The long-awaited decision couldn’t come at a better time. Though the decision is consistent with past EU rulings on feed-in tariffs, recent comments by the Commission’s Directorate General for Competition against feed-in tariffs (FITs) has signaled a return to FIT bashing by the Commission’s powerful bureaucrats. This had put the decision on French wind FITs in doubt.
The positive outcome in this case demonstrates that not only are feed-in tariffs for wind energy permissible, but—by extension–wind tariffs differentiated by wind turbine performance are also permissible.
France and Germany both use wind tariffs that are differentiated by wind resource intensity. Wind turbines in areas with low to moderate winds are paid more per kilowatt-hour than wind turbines in windy regions. Both countries use these differentiated tariffs to disperse wind development geographically. This not only spreads economic opportunity to all regions, but it also reduces land use conflicts when wind development is concentrated only in the most windy areas along the coast or on mountaintops.

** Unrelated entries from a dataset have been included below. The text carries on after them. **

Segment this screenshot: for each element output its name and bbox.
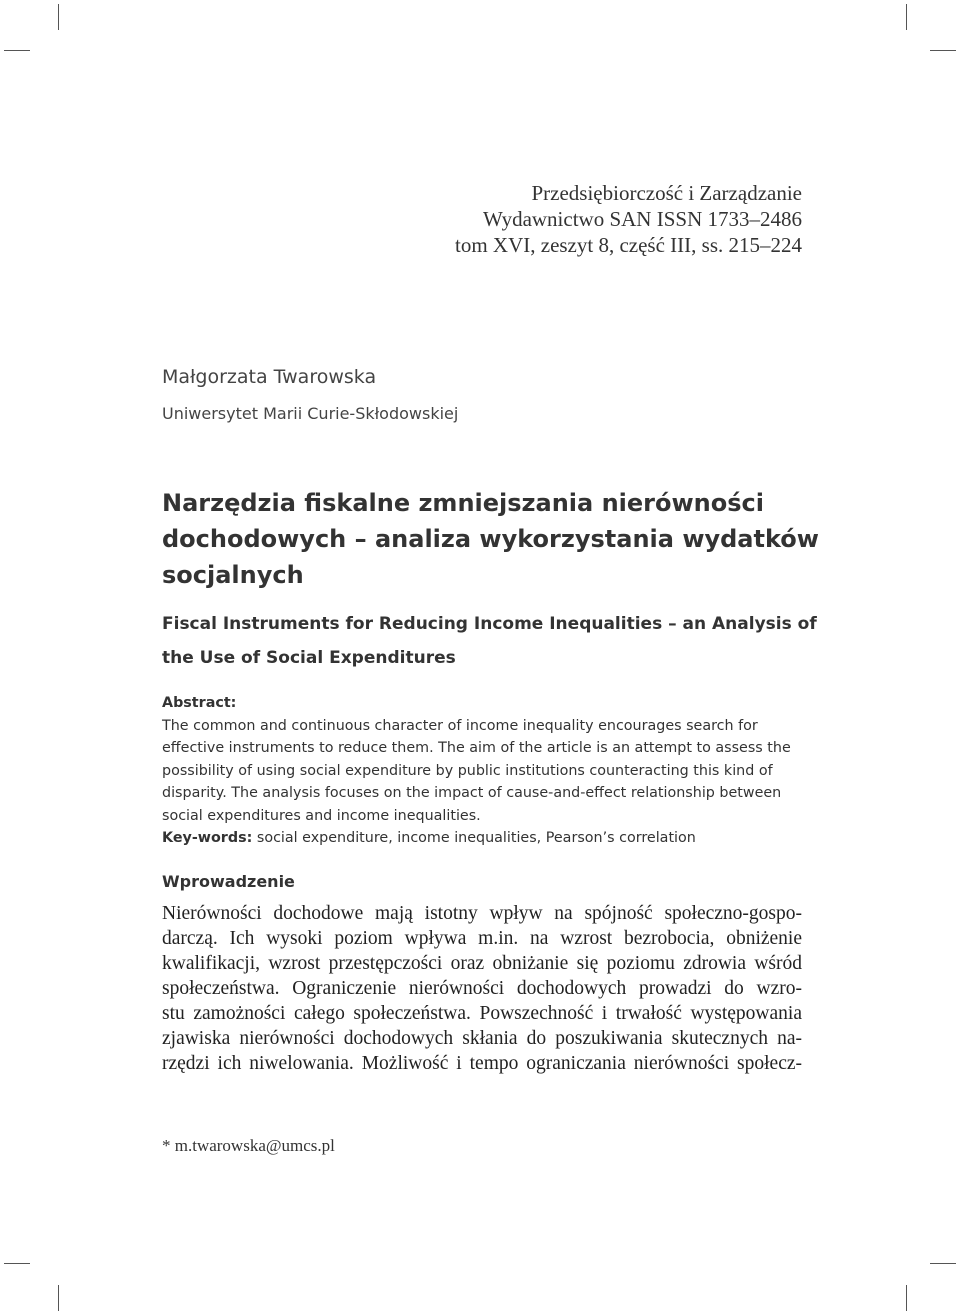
author-name: Małgorzata Twarowska xyxy=(162,366,377,388)
abstract-line: effective instruments to reduce them. The aim of the article is an attempt to assess the xyxy=(162,740,791,756)
crop-mark-top-right-h xyxy=(930,50,956,51)
crop-mark-top-left xyxy=(58,4,59,30)
crop-mark-top-left-h xyxy=(4,50,30,51)
crop-mark-top-right xyxy=(906,4,907,30)
journal-title: Przedsiębiorczość i Zarządzanie xyxy=(531,181,802,205)
abstract-line: The common and continuous character of income inequality encourages search for xyxy=(162,717,758,734)
title-polish-line: Narzędzia fiskalne zmniejszania nierówności xyxy=(162,489,764,517)
body-line: kwalifikacji, wzrost przestępczości oraz obniżanie się poziomu zdrowia wśród xyxy=(162,953,802,974)
crop-mark-bottom-right-h xyxy=(930,1263,956,1264)
body-line: społeczeństwa. Ograniczenie nierówności dochodowych prowadzi do wzro- xyxy=(162,978,802,999)
keywords-line xyxy=(162,827,802,850)
crop-mark-bottom-left xyxy=(58,1285,59,1311)
keywords-text: social expenditure, income inequalities, Pearson’s correlation xyxy=(252,830,696,846)
title-polish xyxy=(162,485,819,593)
abstract-label: Abstract: xyxy=(162,695,237,711)
crop-mark-bottom-left-h xyxy=(4,1263,30,1264)
abstract-line: social expenditures and income inequalities. xyxy=(162,807,481,824)
body-line: stu zamożności całego społeczeństwa. Powszechność i trwałość występowania xyxy=(162,1003,802,1024)
body-line: rzędzi ich niwelowania. Możliwość i tempo ograniczania nierówności społecz- xyxy=(162,1053,802,1074)
journal-info xyxy=(455,180,802,258)
abstract-line: possibility of using social expenditure by public institutions counteracting this kind of xyxy=(162,762,773,779)
title-polish-line: socjalnych xyxy=(162,561,304,589)
crop-mark-bottom-right xyxy=(906,1285,907,1311)
body-line: darczą. Ich wysoki poziom wpływa m.in. na wzrost bezrobocia, obniżenie xyxy=(162,928,802,949)
body-line: zjawiska nierówności dochodowych skłania do poszukiwania skutecznych na- xyxy=(162,1028,802,1049)
abstract-block xyxy=(162,692,802,850)
abstract-line: disparity. The analysis focuses on the impact of cause-and-effect relationship between xyxy=(162,785,782,801)
title-polish-line: dochodowych – analiza wykorzystania wydatków xyxy=(162,525,819,553)
title-english-line: Fiscal Instruments for Reducing Income Inequalities – an Analysis of xyxy=(162,614,817,634)
footnote-email: * m.twarowska@umcs.pl xyxy=(162,1136,335,1155)
body-paragraph xyxy=(162,901,802,1076)
keywords-label: Key-words: xyxy=(162,830,253,846)
section-heading: Wprowadzenie xyxy=(162,872,295,891)
journal-volume: tom XVI, zeszyt 8, część III, ss. 215–224 xyxy=(455,233,802,257)
author-affiliation: Uniwersytet Marii Curie-Skłodowskiej xyxy=(162,404,459,423)
title-english xyxy=(162,607,817,675)
journal-publisher: Wydawnictwo SAN ISSN 1733–2486 xyxy=(483,207,802,231)
body-line: Nierówności dochodowe mają istotny wpływ na spójność społeczno-gospo- xyxy=(162,903,802,924)
title-english-line: the Use of Social Expenditures xyxy=(162,648,456,668)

The decision follows a European Court of Justice ruling in December of last year that the French system was state aid. Most forms of “state aid” are prohibited within the EU as inimical to free cross-border trade, the purpose of the Union.
The case had been brought by an anti-wind energy lobby group, Vent De Colère, in hopes of stopping the growth of wind energy in France. While the two decisions appear contradictory, they are internally consistent. The Court’s ruling was based on exemptions to certain industries from the surcharge (Contribution au Service Public de l’Electricité” or CSPE) on ratepayers used to pay for the feed-in tariffs. The Court ruled that the exemption from the CSPE to these industries was state aid.
The Court had previously ruled in the PreussenElektra case challenging Germany’s original feed-in tariff, the Stromeinspeisungsgesetz, that the policy did not constitute prohibited state aid. (The former PreussenElektra now goes by the moniker E.ON.) The ruling has since been upheld in a similar challenge to Austria’s feed-in tariffs.
The Court ruled in these cases that state aid is defined in the treaty of union “as “advantages granted directly or indirectly through State resources.” They went on to explain that states can grant advantages as along as they are not from “State resources,” that is funds collected from taxpayers (or, presumably, not collected from taxpayers in the form of tax credits) and distributed by the state. (State aid from a state’s monetary resources meets the classic definition of a subsidy.) Requiring a utility to purchase renewable energy at a fixed-price set by the state is not the same as paying for the electricity from state resources, and is, therefore, not state aid, and is permissible.
Toby Couture, one of the world’s leading authorities on feed-in tariffs has written about the EU’s definition of state aid and where FITs fall in this verbal landscape in one of his Analytical Briefs. The Commission’s ruling is consistent with its previous decisions.
Though analysts, such as Couture, anticipated a favorable decision in favor of the French wind tariffs, the legal uncertainty in France accomplished what Vent De Colère could not do legitimately: stop new wind projects from proceeding. The state aid case coupled with new discriminatory policies toward wind energy have cut the growth of French wind energy nearly in half from that in 2010. In the past two years, wind development in France has fallen behind Great Britain, one of Europe’s renewable energy laggards. In 2013, France installed only one-third as much wind energy as Britain.